I started teaching because a course needed coverage for a few classes when the regular instructor needed some time off. This snowballed into the next semester when I had three courses given to me with two days notice. There was little time to prepare, few materials for me to draw from and incoming students who I knew were coming out of a rocky first semester.
I picked my battles, preparing for economics as best I could and leaving the other, business ethics to be whatever came up. Sounds like a casual approach but also I should say I was sleepless that entire first semester. The stress was the worst.
I cannot say I taught ethics because I did not teach. I welcomed topics each class from the students. Half of our students were from northern India, the other half were Canadian students from the region. It became a forum for discussion. By the time I got some lesson plans even drafted we had already talked about cultural differences, caste systems that were explicit versus inequality in our city that was not talked about openly, we had discussion about the land back movement, social housing, social enterprise, colonization, the climate crisis and fish farms. We talked about what it was like for our new students to Canada to be having their first ever jobs, having to cook and clean for themselves and leaving homes where some of them had never even had to rise from a table to get their own glass of water to drink (insert gasps from our Canadian students here). I had instructors who were trying to teach down the hall from us come and close our classroom door so their students could hear their lessons above the cacophony coming from my classroom.

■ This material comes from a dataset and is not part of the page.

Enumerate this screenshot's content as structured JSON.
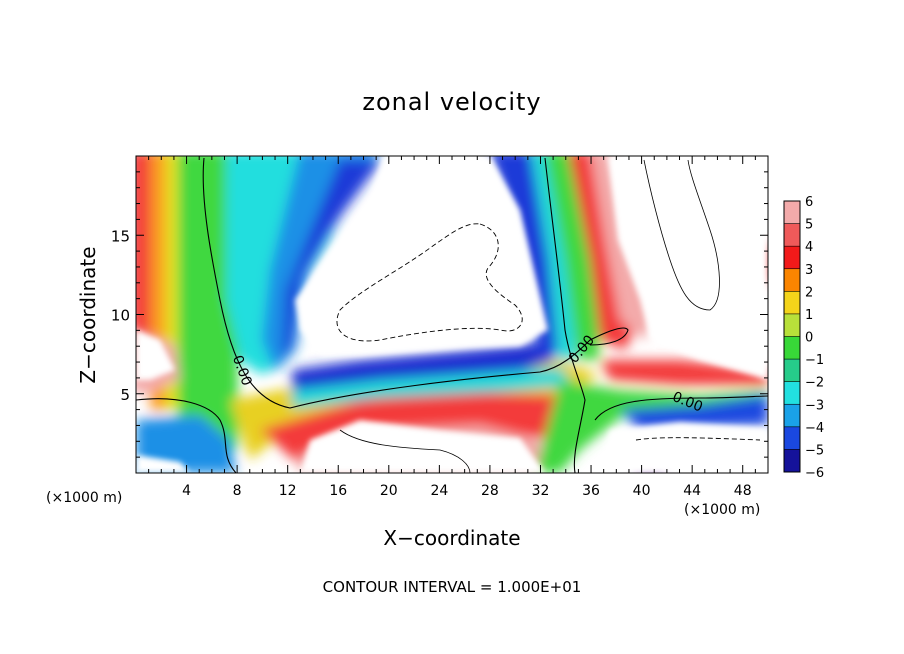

During that semester we ended up with more people in our classroom than registered. Students were popping in to join the conversations from other disciplines. I was receiving photos of students meeting outside of class in each others’ homes sharing meals, learning each others’ customs and becoming friends. We had to move to a larger venue. Fifty students were showing up and I had seats for thirty.
It’s funny I often think of that as my best class ever. No intention, no design, I opened the door and things just happened. I was part of, but not centred in the conversation. I opened the door each class not even knowing what we might be talking about that day and we negotiated final grading. Everything since then has had some formula for design or prepackaged or pre-thought out agenda.
With some of the readings we are looking at now. I wonder if the positive responses in that class were really a symptom of something else, some relief from tensions the students were experiencing at the program level. I feel sad I didn’t evaluate it better at the time. While it was a positive experience if we had properly evaluated it at the time we could have captured some learning as practitioners that would have fed back into our program. Being a few years out and trying to evaluate? Not ideal. I think if I happen to come across this unicorn of a class again I will most certainly attempt to evaluate it so I can capture some of the magic and carry it forward into other classes.